In this talk, I will first highlight how the behavior of normalized nets when trained by SGD departs from traditional optimization viewpoints in several different ways (e.g. use of exponentially increasing learning rates). Then I will present a formal framework for studying their mathematics via suitable adaptation of the conventional framework namely, modeling SGD-induced training trajectory via a suitable stochastic differential equation (SDE)driven by a Brownian motion. This yields: (a) A new ‘intrinsic learning rate’ parameter that is the product of the normal learning rate and weight decay factor. Analysis of the SDE shows how the effective speed of learning varies and equilibrates over time under the control of intrinsic LR. (b) A challenge -- via theory and experiments -- to popular belief that good generalization requires large learning rates at the start of training. (c) New experiments, backed by mathematical intuition, suggesting the number of steps to equilibrium (in function space) scales as the inverse of the intrinsic learning rate, as opposed to the exponential time convergence bound implied by SDE analysis.

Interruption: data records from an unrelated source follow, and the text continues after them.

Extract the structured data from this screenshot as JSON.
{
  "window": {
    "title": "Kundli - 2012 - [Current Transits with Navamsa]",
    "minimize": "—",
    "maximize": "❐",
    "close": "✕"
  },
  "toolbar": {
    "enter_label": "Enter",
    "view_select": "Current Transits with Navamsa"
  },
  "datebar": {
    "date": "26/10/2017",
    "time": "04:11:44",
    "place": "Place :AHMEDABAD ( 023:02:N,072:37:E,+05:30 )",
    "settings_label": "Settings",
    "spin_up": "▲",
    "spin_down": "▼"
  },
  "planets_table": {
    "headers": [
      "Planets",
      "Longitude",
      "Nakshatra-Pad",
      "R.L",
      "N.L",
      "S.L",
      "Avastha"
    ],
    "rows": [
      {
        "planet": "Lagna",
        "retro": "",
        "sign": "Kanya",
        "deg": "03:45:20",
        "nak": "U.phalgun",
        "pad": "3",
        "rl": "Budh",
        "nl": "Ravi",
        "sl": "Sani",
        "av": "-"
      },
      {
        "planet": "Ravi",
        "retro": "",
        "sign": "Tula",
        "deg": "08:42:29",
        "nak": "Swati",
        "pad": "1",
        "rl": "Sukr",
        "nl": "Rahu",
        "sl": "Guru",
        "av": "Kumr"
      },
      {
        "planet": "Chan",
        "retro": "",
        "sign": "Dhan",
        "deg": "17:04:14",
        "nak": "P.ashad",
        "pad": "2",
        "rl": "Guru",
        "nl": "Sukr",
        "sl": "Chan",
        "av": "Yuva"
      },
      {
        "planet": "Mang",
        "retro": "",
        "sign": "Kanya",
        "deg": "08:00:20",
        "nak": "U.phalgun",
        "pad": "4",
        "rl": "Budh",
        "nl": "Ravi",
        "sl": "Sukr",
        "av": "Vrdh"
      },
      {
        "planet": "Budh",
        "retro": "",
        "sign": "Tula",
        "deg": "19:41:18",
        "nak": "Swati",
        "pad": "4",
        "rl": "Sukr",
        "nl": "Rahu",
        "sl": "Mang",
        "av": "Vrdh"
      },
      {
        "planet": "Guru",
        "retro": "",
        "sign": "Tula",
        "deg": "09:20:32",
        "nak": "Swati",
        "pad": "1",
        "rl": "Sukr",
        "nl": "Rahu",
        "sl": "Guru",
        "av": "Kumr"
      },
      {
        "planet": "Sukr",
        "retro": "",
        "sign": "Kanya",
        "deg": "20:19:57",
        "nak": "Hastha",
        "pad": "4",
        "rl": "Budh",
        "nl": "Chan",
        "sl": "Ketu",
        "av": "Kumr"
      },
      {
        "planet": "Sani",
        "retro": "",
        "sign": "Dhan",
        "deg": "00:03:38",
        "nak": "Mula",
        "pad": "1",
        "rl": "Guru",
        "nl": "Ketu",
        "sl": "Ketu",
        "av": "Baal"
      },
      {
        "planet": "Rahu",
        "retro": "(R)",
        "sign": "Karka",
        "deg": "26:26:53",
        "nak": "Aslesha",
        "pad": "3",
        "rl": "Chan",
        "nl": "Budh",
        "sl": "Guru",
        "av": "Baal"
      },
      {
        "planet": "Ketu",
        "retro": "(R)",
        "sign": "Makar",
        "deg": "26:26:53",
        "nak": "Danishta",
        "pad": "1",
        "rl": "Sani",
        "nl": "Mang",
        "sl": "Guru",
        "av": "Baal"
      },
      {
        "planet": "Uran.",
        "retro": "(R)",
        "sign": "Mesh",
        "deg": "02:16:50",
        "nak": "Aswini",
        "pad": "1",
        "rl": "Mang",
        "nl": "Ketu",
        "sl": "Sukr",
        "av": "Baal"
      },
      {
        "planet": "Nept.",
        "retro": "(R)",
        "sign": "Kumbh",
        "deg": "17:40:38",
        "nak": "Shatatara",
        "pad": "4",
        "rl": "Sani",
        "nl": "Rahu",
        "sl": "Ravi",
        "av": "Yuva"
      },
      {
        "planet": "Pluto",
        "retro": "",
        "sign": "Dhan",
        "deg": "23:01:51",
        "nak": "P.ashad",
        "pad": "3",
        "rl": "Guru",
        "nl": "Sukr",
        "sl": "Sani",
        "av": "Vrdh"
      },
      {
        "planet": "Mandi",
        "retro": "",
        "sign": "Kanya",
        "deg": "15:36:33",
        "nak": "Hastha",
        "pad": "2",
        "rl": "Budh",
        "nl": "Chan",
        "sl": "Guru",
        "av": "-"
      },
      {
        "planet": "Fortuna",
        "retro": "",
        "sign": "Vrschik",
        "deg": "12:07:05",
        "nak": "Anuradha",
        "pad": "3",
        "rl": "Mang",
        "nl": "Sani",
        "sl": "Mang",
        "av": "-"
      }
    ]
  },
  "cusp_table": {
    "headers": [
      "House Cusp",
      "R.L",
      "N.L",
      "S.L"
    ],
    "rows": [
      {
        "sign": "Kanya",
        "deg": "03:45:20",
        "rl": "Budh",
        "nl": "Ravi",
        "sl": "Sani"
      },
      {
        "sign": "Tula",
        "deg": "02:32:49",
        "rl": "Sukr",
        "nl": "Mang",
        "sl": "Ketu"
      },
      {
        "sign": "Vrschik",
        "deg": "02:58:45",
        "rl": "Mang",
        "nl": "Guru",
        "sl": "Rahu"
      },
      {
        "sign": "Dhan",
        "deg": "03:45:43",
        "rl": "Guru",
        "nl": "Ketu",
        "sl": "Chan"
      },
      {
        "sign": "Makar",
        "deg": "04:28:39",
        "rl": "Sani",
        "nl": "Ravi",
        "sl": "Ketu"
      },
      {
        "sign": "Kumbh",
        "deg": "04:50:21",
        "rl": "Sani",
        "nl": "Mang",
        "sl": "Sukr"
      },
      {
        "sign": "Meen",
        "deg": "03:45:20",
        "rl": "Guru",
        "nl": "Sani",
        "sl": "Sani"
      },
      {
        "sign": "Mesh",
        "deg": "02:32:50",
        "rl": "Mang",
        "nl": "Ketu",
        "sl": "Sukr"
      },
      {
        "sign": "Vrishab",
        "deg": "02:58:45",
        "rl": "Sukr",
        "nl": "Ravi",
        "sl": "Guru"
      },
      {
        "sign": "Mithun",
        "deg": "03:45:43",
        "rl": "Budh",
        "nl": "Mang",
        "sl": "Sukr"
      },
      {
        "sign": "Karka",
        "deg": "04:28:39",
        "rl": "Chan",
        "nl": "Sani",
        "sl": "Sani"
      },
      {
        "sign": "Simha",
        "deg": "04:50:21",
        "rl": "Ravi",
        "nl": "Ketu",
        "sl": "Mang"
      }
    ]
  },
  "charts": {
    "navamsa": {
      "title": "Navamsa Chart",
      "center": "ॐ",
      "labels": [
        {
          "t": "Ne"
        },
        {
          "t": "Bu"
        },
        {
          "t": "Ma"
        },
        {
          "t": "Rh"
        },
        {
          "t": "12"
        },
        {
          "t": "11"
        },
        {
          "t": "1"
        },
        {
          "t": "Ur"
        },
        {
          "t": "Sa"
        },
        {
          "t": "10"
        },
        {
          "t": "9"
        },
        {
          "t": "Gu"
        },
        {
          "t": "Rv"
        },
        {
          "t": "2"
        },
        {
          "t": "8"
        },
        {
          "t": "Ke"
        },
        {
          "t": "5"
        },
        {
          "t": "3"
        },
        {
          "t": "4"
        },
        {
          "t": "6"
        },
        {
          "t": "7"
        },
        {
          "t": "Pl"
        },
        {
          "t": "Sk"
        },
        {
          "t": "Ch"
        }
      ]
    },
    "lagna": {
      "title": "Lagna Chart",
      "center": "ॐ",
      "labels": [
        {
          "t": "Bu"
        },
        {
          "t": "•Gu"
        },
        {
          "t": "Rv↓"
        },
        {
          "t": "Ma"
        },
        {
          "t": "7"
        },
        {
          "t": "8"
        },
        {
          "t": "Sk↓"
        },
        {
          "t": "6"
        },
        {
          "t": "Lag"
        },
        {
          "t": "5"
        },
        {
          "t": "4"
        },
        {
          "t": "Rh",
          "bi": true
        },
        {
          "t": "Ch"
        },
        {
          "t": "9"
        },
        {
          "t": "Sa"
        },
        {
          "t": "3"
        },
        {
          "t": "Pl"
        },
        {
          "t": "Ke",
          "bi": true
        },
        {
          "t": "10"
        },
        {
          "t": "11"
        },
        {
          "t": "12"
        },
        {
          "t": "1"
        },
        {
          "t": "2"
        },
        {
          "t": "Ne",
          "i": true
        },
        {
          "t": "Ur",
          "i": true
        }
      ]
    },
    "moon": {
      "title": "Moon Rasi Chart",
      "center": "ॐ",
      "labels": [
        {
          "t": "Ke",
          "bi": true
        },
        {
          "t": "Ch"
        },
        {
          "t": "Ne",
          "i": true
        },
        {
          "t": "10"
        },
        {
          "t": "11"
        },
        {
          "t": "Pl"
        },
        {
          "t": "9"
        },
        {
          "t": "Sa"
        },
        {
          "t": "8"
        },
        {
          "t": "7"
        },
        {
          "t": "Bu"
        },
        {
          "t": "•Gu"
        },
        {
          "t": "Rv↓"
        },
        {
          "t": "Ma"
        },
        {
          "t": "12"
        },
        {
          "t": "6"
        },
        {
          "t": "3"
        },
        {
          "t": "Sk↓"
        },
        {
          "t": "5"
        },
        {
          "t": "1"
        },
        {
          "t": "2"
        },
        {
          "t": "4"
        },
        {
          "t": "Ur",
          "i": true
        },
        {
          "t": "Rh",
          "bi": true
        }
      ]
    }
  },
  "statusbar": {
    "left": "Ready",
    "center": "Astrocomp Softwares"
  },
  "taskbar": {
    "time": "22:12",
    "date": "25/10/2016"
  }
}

We name it the Fast Equilibrium Conjecture. Finally, I will discuss on the validity of such conventional SDE approximation of SGD.

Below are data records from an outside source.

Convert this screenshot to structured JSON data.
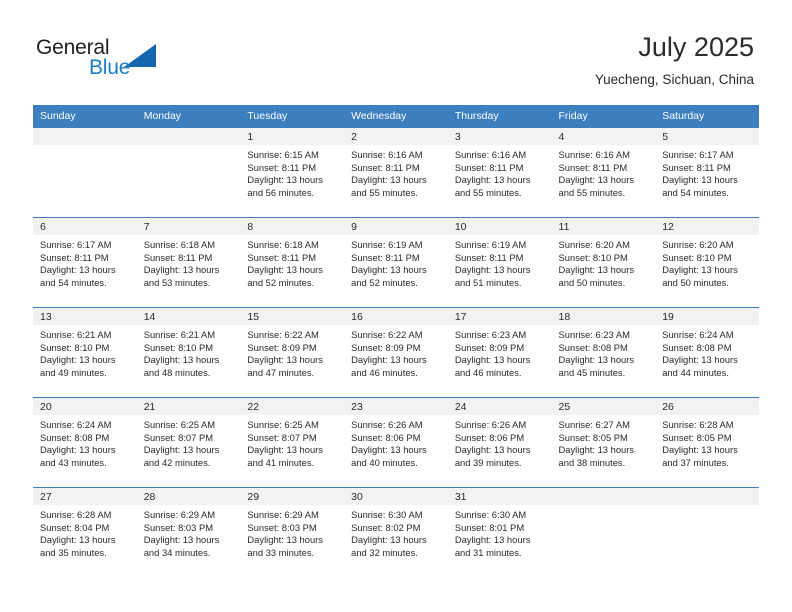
{
  "brand": {
    "name_part1": "General",
    "name_part2": "Blue",
    "logo_icon": "triangle-logo-icon",
    "accent_color": "#1567ad"
  },
  "header": {
    "title": "July 2025",
    "location": "Yuecheng, Sichuan, China"
  },
  "theme": {
    "header_blue": "#3c7fbf",
    "daynum_bg": "#f2f2f2",
    "text": "#2b2b2b"
  },
  "weekdays": [
    "Sunday",
    "Monday",
    "Tuesday",
    "Wednesday",
    "Thursday",
    "Friday",
    "Saturday"
  ],
  "calendar": {
    "weeks": [
      [
        {
          "day": "",
          "blank": true
        },
        {
          "day": "",
          "blank": true
        },
        {
          "day": "1",
          "sunrise": "Sunrise: 6:15 AM",
          "sunset": "Sunset: 8:11 PM",
          "daylight1": "Daylight: 13 hours",
          "daylight2": "and 56 minutes."
        },
        {
          "day": "2",
          "sunrise": "Sunrise: 6:16 AM",
          "sunset": "Sunset: 8:11 PM",
          "daylight1": "Daylight: 13 hours",
          "daylight2": "and 55 minutes."
        },
        {
          "day": "3",
          "sunrise": "Sunrise: 6:16 AM",
          "sunset": "Sunset: 8:11 PM",
          "daylight1": "Daylight: 13 hours",
          "daylight2": "and 55 minutes."
        },
        {
          "day": "4",
          "sunrise": "Sunrise: 6:16 AM",
          "sunset": "Sunset: 8:11 PM",
          "daylight1": "Daylight: 13 hours",
          "daylight2": "and 55 minutes."
        },
        {
          "day": "5",
          "sunrise": "Sunrise: 6:17 AM",
          "sunset": "Sunset: 8:11 PM",
          "daylight1": "Daylight: 13 hours",
          "daylight2": "and 54 minutes."
        }
      ],
      [
        {
          "day": "6",
          "sunrise": "Sunrise: 6:17 AM",
          "sunset": "Sunset: 8:11 PM",
          "daylight1": "Daylight: 13 hours",
          "daylight2": "and 54 minutes."
        },
        {
          "day": "7",
          "sunrise": "Sunrise: 6:18 AM",
          "sunset": "Sunset: 8:11 PM",
          "daylight1": "Daylight: 13 hours",
          "daylight2": "and 53 minutes."
        },
        {
          "day": "8",
          "sunrise": "Sunrise: 6:18 AM",
          "sunset": "Sunset: 8:11 PM",
          "daylight1": "Daylight: 13 hours",
          "daylight2": "and 52 minutes."
        },
        {
          "day": "9",
          "sunrise": "Sunrise: 6:19 AM",
          "sunset": "Sunset: 8:11 PM",
          "daylight1": "Daylight: 13 hours",
          "daylight2": "and 52 minutes."
        },
        {
          "day": "10",
          "sunrise": "Sunrise: 6:19 AM",
          "sunset": "Sunset: 8:11 PM",
          "daylight1": "Daylight: 13 hours",
          "daylight2": "and 51 minutes."
        },
        {
          "day": "11",
          "sunrise": "Sunrise: 6:20 AM",
          "sunset": "Sunset: 8:10 PM",
          "daylight1": "Daylight: 13 hours",
          "daylight2": "and 50 minutes."
        },
        {
          "day": "12",
          "sunrise": "Sunrise: 6:20 AM",
          "sunset": "Sunset: 8:10 PM",
          "daylight1": "Daylight: 13 hours",
          "daylight2": "and 50 minutes."
        }
      ],
      [
        {
          "day": "13",
          "sunrise": "Sunrise: 6:21 AM",
          "sunset": "Sunset: 8:10 PM",
          "daylight1": "Daylight: 13 hours",
          "daylight2": "and 49 minutes."
        },
        {
          "day": "14",
          "sunrise": "Sunrise: 6:21 AM",
          "sunset": "Sunset: 8:10 PM",
          "daylight1": "Daylight: 13 hours",
          "daylight2": "and 48 minutes."
        },
        {
          "day": "15",
          "sunrise": "Sunrise: 6:22 AM",
          "sunset": "Sunset: 8:09 PM",
          "daylight1": "Daylight: 13 hours",
          "daylight2": "and 47 minutes."
        },
        {
          "day": "16",
          "sunrise": "Sunrise: 6:22 AM",
          "sunset": "Sunset: 8:09 PM",
          "daylight1": "Daylight: 13 hours",
          "daylight2": "and 46 minutes."
        },
        {
          "day": "17",
          "sunrise": "Sunrise: 6:23 AM",
          "sunset": "Sunset: 8:09 PM",
          "daylight1": "Daylight: 13 hours",
          "daylight2": "and 46 minutes."
        },
        {
          "day": "18",
          "sunrise": "Sunrise: 6:23 AM",
          "sunset": "Sunset: 8:08 PM",
          "daylight1": "Daylight: 13 hours",
          "daylight2": "and 45 minutes."
        },
        {
          "day": "19",
          "sunrise": "Sunrise: 6:24 AM",
          "sunset": "Sunset: 8:08 PM",
          "daylight1": "Daylight: 13 hours",
          "daylight2": "and 44 minutes."
        }
      ],
      [
        {
          "day": "20",
          "sunrise": "Sunrise: 6:24 AM",
          "sunset": "Sunset: 8:08 PM",
          "daylight1": "Daylight: 13 hours",
          "daylight2": "and 43 minutes."
        },
        {
          "day": "21",
          "sunrise": "Sunrise: 6:25 AM",
          "sunset": "Sunset: 8:07 PM",
          "daylight1": "Daylight: 13 hours",
          "daylight2": "and 42 minutes."
        },
        {
          "day": "22",
          "sunrise": "Sunrise: 6:25 AM",
          "sunset": "Sunset: 8:07 PM",
          "daylight1": "Daylight: 13 hours",
          "daylight2": "and 41 minutes."
        },
        {
          "day": "23",
          "sunrise": "Sunrise: 6:26 AM",
          "sunset": "Sunset: 8:06 PM",
          "daylight1": "Daylight: 13 hours",
          "daylight2": "and 40 minutes."
        },
        {
          "day": "24",
          "sunrise": "Sunrise: 6:26 AM",
          "sunset": "Sunset: 8:06 PM",
          "daylight1": "Daylight: 13 hours",
          "daylight2": "and 39 minutes."
        },
        {
          "day": "25",
          "sunrise": "Sunrise: 6:27 AM",
          "sunset": "Sunset: 8:05 PM",
          "daylight1": "Daylight: 13 hours",
          "daylight2": "and 38 minutes."
        },
        {
          "day": "26",
          "sunrise": "Sunrise: 6:28 AM",
          "sunset": "Sunset: 8:05 PM",
          "daylight1": "Daylight: 13 hours",
          "daylight2": "and 37 minutes."
        }
      ],
      [
        {
          "day": "27",
          "sunrise": "Sunrise: 6:28 AM",
          "sunset": "Sunset: 8:04 PM",
          "daylight1": "Daylight: 13 hours",
          "daylight2": "and 35 minutes."
        },
        {
          "day": "28",
          "sunrise": "Sunrise: 6:29 AM",
          "sunset": "Sunset: 8:03 PM",
          "daylight1": "Daylight: 13 hours",
          "daylight2": "and 34 minutes."
        },
        {
          "day": "29",
          "sunrise": "Sunrise: 6:29 AM",
          "sunset": "Sunset: 8:03 PM",
          "daylight1": "Daylight: 13 hours",
          "daylight2": "and 33 minutes."
        },
        {
          "day": "30",
          "sunrise": "Sunrise: 6:30 AM",
          "sunset": "Sunset: 8:02 PM",
          "daylight1": "Daylight: 13 hours",
          "daylight2": "and 32 minutes."
        },
        {
          "day": "31",
          "sunrise": "Sunrise: 6:30 AM",
          "sunset": "Sunset: 8:01 PM",
          "daylight1": "Daylight: 13 hours",
          "daylight2": "and 31 minutes."
        },
        {
          "day": "",
          "blank": true
        },
        {
          "day": "",
          "blank": true
        }
      ]
    ]
  }
}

The talk will be based on the following papers:

Zhiyuan Li, Sanjeev Arora, “An Exponential Learning Rate Schedule for Deep Learning”, ICLR 2020

Zhiyuan Li, Kaifeng Lyu, Sanjeev Arora, “Reconciling Modern Deep Learning with Traditional Optimization Analyses: The Intrinsic Learning Rate”, NeurIPS 2020

Zhiyuan Li, Sadhika Malladi, Sanjeev Arora, “On the Validity of Modeling SGD with Stochastic Differential Equations (SDEs)”